Die magische Zahl bedeutet für Mey aber nicht viel. "Das schreckt nicht mehr, das war eher mit 30, das war ein wirklicher Einschnitt", sagte er in einem dpa-Gespräch. "Was mich aber schon beschäftigt, ist, dass ich mir sage, du musst jetzt endlich mit deiner Zeit was anfangen", meint der nach eigenem Bekenntnis stets unruhig- "hippelige" Liedermacher. "Hat meine Jugend über Nacht sich leise aus dem Staub gemacht und ich hab's gar nicht mitbekommen?" sinnierte er schon zu seinem 50. Geburtstag.

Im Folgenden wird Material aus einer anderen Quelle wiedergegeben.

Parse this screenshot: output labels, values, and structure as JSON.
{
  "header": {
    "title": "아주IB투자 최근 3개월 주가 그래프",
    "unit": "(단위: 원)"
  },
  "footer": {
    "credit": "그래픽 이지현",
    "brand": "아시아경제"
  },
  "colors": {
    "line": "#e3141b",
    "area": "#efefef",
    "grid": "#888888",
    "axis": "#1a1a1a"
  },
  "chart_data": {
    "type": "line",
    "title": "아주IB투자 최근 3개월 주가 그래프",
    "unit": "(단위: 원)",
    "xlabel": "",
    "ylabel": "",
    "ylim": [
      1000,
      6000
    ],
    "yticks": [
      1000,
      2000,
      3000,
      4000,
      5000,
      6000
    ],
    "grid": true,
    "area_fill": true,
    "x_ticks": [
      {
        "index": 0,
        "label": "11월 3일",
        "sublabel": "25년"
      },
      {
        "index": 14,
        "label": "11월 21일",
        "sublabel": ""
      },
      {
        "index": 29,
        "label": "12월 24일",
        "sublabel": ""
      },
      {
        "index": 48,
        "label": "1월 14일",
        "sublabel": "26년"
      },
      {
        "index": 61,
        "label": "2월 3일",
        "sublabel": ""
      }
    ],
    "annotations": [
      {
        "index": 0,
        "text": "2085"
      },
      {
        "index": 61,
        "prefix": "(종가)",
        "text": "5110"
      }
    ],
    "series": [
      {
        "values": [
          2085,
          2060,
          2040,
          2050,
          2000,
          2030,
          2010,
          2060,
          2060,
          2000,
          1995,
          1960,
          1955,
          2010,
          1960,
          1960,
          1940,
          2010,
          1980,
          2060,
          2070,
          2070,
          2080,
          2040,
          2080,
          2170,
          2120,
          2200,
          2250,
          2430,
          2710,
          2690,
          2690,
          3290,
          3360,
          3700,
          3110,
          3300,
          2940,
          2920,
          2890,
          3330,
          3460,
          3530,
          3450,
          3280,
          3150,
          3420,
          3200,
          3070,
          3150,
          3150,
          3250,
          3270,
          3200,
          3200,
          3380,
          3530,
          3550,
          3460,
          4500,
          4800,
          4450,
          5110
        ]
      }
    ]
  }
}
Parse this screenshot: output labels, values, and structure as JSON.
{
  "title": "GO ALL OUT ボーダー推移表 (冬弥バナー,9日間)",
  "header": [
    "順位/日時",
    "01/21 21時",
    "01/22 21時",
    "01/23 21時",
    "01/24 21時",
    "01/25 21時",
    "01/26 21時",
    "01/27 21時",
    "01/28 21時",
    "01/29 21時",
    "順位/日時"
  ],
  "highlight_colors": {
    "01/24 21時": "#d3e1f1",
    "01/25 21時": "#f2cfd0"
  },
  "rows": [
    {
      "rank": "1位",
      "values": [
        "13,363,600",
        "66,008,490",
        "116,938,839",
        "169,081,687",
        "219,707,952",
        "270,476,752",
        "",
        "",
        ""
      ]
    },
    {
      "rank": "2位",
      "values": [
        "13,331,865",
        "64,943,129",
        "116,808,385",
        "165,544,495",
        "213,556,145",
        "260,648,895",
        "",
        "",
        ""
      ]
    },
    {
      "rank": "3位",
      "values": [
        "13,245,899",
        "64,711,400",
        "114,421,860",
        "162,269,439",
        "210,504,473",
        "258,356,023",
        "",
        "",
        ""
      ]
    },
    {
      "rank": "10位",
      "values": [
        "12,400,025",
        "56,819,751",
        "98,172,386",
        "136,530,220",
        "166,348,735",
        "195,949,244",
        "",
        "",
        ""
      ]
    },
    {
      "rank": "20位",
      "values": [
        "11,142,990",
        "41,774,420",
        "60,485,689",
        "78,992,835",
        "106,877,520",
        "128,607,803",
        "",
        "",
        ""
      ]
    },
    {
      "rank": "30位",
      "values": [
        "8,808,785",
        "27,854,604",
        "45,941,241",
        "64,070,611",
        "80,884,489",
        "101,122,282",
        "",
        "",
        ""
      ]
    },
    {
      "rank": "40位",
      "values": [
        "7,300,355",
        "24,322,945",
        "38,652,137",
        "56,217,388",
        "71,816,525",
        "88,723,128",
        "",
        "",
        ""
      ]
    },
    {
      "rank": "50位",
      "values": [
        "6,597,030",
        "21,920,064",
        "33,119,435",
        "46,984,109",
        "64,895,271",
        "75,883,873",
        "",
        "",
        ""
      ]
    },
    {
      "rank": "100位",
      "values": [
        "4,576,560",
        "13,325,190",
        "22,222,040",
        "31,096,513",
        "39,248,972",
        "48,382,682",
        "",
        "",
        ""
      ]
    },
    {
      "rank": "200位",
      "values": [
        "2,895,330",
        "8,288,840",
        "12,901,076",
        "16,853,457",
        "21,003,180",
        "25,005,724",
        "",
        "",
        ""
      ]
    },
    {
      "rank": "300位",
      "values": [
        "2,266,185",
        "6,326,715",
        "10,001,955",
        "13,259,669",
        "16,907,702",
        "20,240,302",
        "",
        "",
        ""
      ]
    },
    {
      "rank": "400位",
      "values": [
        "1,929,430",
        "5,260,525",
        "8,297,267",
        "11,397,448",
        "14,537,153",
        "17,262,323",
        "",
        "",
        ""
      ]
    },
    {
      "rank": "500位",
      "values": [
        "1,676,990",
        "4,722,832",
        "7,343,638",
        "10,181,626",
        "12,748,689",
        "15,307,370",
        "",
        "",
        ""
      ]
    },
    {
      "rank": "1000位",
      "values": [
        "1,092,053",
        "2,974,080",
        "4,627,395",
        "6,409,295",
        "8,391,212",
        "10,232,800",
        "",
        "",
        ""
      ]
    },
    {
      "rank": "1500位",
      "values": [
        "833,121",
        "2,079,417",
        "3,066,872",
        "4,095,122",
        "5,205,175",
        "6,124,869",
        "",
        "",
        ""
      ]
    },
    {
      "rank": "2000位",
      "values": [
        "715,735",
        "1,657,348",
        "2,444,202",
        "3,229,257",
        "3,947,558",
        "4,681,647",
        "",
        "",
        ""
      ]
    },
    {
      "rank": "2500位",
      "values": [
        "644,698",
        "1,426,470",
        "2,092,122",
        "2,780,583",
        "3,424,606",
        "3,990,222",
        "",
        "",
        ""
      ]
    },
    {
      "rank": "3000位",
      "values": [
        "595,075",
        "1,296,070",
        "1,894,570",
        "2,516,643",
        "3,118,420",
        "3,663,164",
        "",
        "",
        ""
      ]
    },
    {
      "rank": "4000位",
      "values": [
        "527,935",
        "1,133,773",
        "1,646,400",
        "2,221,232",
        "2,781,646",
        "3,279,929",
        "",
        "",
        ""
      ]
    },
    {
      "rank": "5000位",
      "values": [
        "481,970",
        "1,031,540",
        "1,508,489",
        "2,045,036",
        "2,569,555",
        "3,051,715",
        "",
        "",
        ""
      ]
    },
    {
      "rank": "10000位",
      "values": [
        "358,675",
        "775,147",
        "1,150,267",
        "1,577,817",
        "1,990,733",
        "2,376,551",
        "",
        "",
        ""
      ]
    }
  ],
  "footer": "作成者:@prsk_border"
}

"Die Endlichkeit wird mir bewusster, aber nicht erst unter der Drohung der 60", sagt der am 21. Dezember 1942 in Berlin geborene Reinhard Friedrich Michael Mey heute. "Es ist die Erkenntnis, das Kostbarste was man hat, die Zeit, bewusst zu genießen, den Moment zu leben. Ich habe gelernt, am Tag auch mal vor mich hinzuträumen, zum Beispiel hinter meinem Haus zu sitzen und einfach nur ins Grüne zu sehen, oder am Kamin lange ins Feuer zu starren und mich darin in Gedanken zu versenken. Auch am Meer verliere ich mich manchmal. Dann sitze ich am Strand mit einer Flasche Wein und plötzlich ist der Tag vorbei und ich war 6 Stunden allein."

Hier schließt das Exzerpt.